I have been participating in the events at the Pari Center for several years now, even helping with the planning and organization of their in-person Gentle Action conferences over the past two years. As much as I enjoy volunteering and helping out behind the scenes with the online and in-person events, I had long-hoped that someday I would be able to contribute to one of their journal issues. This January (2025) my dream became reality.
I was invited to contribute an article to the January 2025 issue of Pari Perspectives by my friend, Jonathan, who was one of two guest editors for the issue. I found the theme of "Life Beyond Mechanism" especially intriguing, especially given my interest in the history of science in the Western world.
I chose to focus upon the gradual shift away from the exploration of the Natural World and the movement towards a more arithmetic, mechanistic view of the world. Few people realize that Descartes, along with his French cohort of Mersenne and Gassendi, was focused upon creating a scientific model of the world that would allow for the possibilities of God-given miracles. As far as Descartes, Mersenne, and Gassendi were concerned, the Catholic Church was beset upon on all sides, both from without (in the form of the Protestants) and within (from people such as the Dominican monk Giordano Bruno).

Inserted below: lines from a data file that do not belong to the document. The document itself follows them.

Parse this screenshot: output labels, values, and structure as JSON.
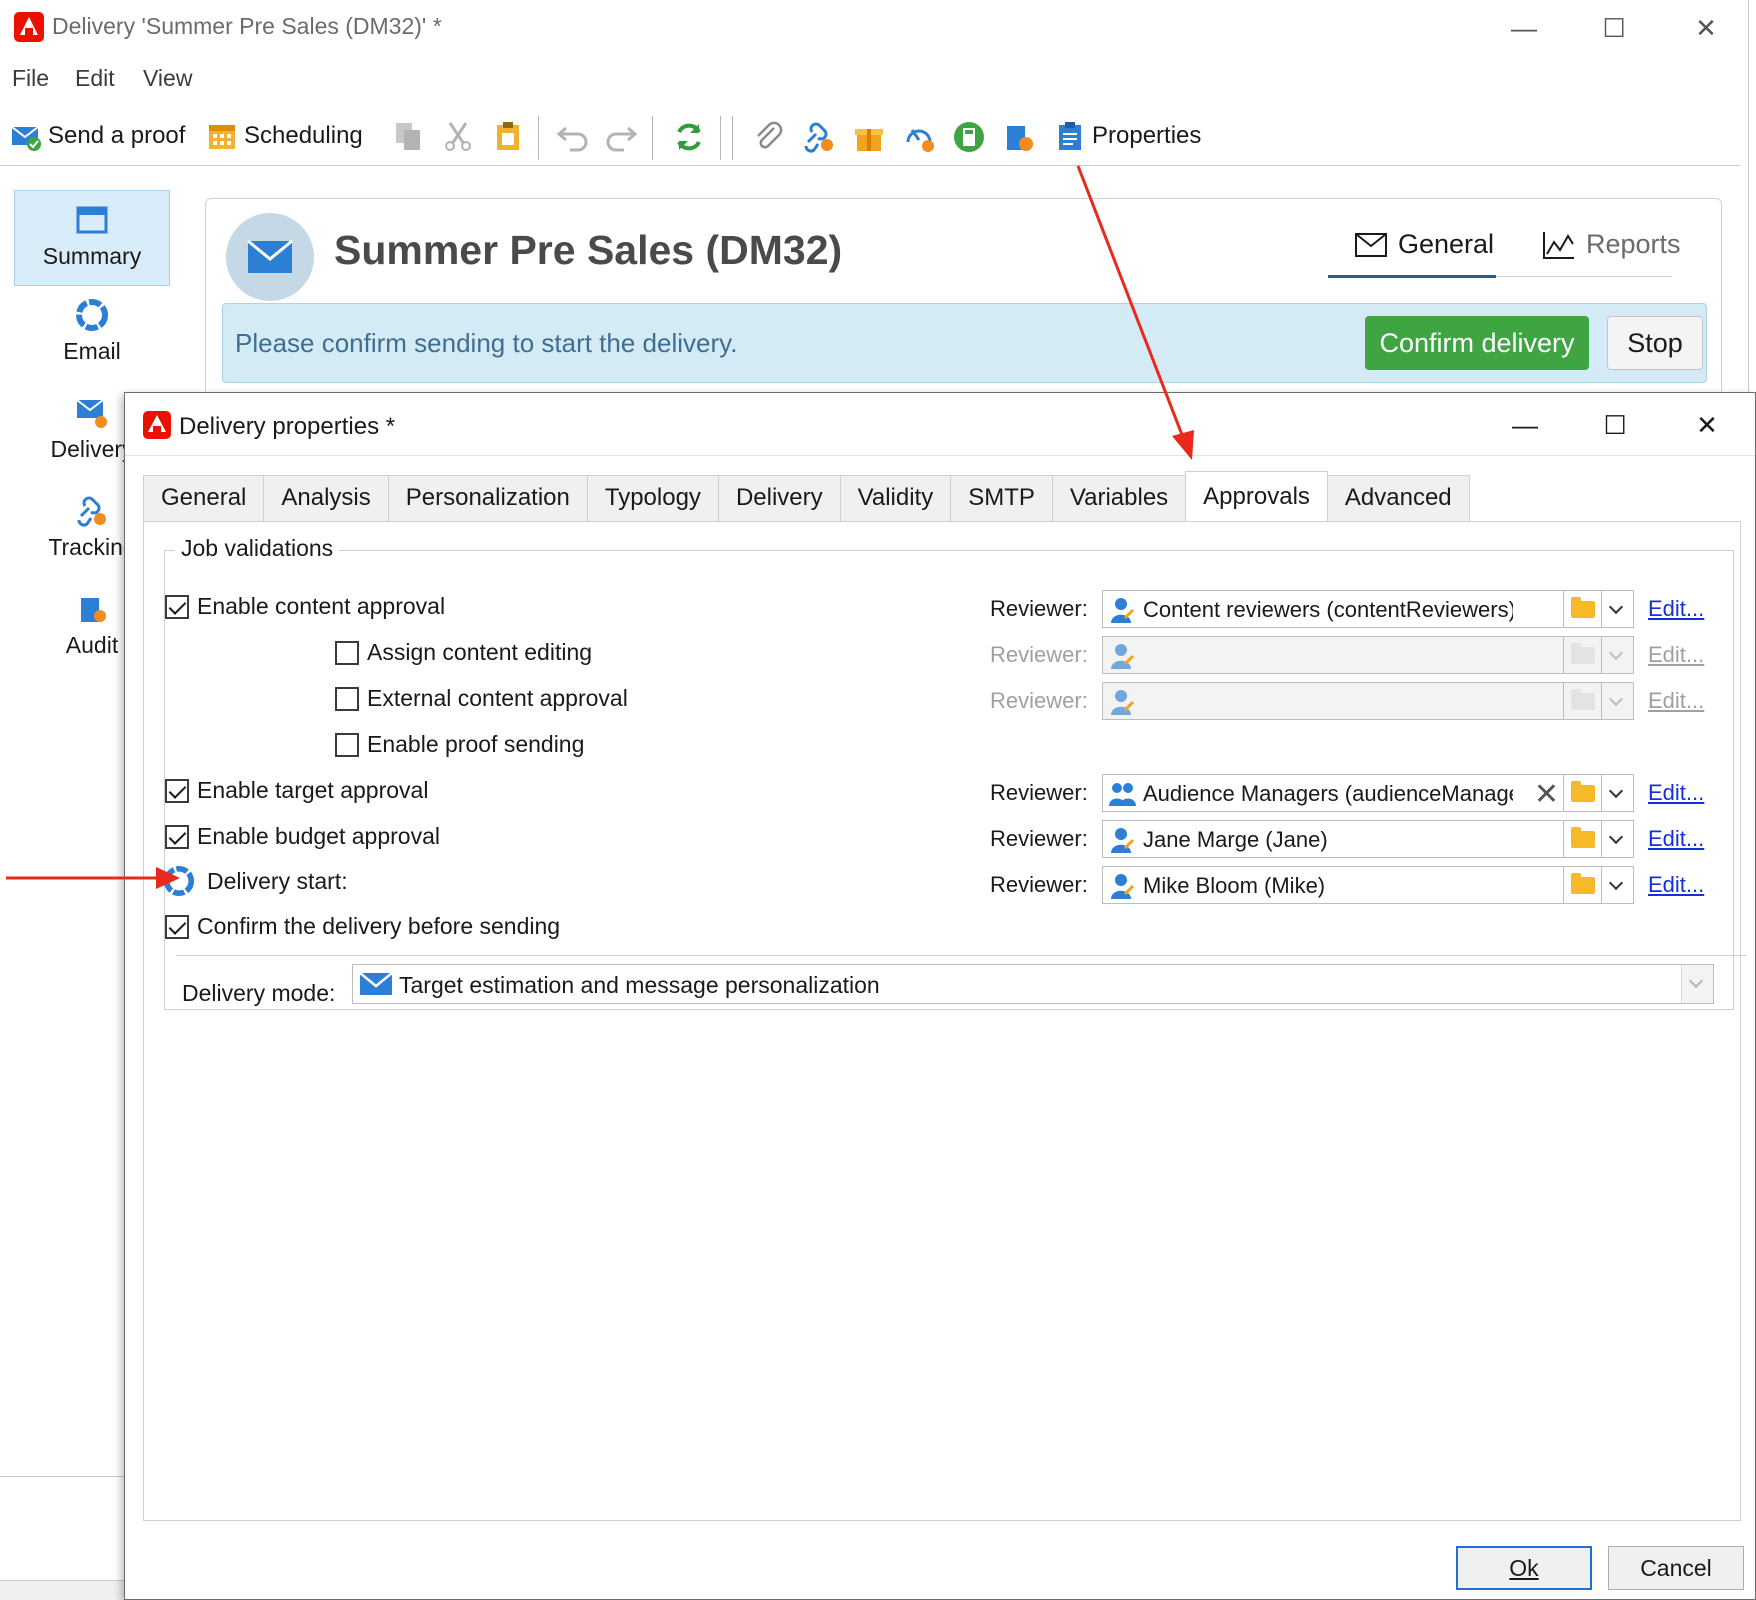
{
  "window": {
    "title": "Delivery 'Summer Pre Sales (DM32)' *",
    "minimize": "—",
    "maximize": "☐",
    "close": "✕"
  },
  "menu": [
    "File",
    "Edit",
    "View"
  ],
  "toolbar": {
    "send_proof": "Send a proof",
    "scheduling": "Scheduling",
    "properties": "Properties"
  },
  "nav": [
    {
      "label": "Summary",
      "icon": "summary-icon",
      "selected": true
    },
    {
      "label": "Email",
      "icon": "email-icon"
    },
    {
      "label": "Delivery",
      "icon": "delivery-icon"
    },
    {
      "label": "Tracking",
      "icon": "tracking-icon"
    },
    {
      "label": "Audit",
      "icon": "audit-icon"
    }
  ],
  "summary": {
    "title": "Summer Pre Sales (DM32)",
    "tab_general": "General",
    "tab_reports": "Reports",
    "alert_text": "Please confirm sending to start the delivery.",
    "confirm_button": "Confirm delivery",
    "stop_button": "Stop"
  },
  "dialog": {
    "title": "Delivery properties *",
    "tabs": [
      "General",
      "Analysis",
      "Personalization",
      "Typology",
      "Delivery",
      "Validity",
      "SMTP",
      "Variables",
      "Approvals",
      "Advanced"
    ],
    "active_tab": "Approvals",
    "group_title": "Job validations",
    "rows": {
      "content_approval": "Enable content approval",
      "assign_editing": "Assign content editing",
      "external_approval": "External content approval",
      "proof_sending": "Enable proof sending",
      "target_approval": "Enable target approval",
      "budget_approval": "Enable budget approval",
      "delivery_start": "Delivery start:",
      "confirm_before": "Confirm the delivery before sending"
    },
    "reviewer_label": "Reviewer:",
    "edit_label": "Edit...",
    "reviewers": {
      "content": "Content reviewers (contentReviewers)",
      "target": "Audience Managers (audienceManagers)",
      "budget": "Jane Marge (Jane)",
      "delivery_start": "Mike Bloom (Mike)"
    },
    "delivery_mode_label": "Delivery mode:",
    "delivery_mode_value": "Target estimation and message personalization",
    "ok": "Ok",
    "cancel": "Cancel"
  },
  "colors": {
    "accent_green": "#3fa542",
    "alert_bg": "#d4ebf5",
    "link_blue": "#1430d6",
    "annotation_red": "#e8291c"
  }
}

These constraints gave rise to the mechanistic model of the world that has become so prevalent today. The article that I wrote takes a distinctly different approach than anything I have seen up until the point when I wrote it. Rather than delving into the historical motivations and machinations, I chose to address the "mathematization" of the world, and subsequent mechanization, by Descartes, directly questioning whether the arithmetic methods proposed by Descartes accurately model the Natural World that we both participate and live in.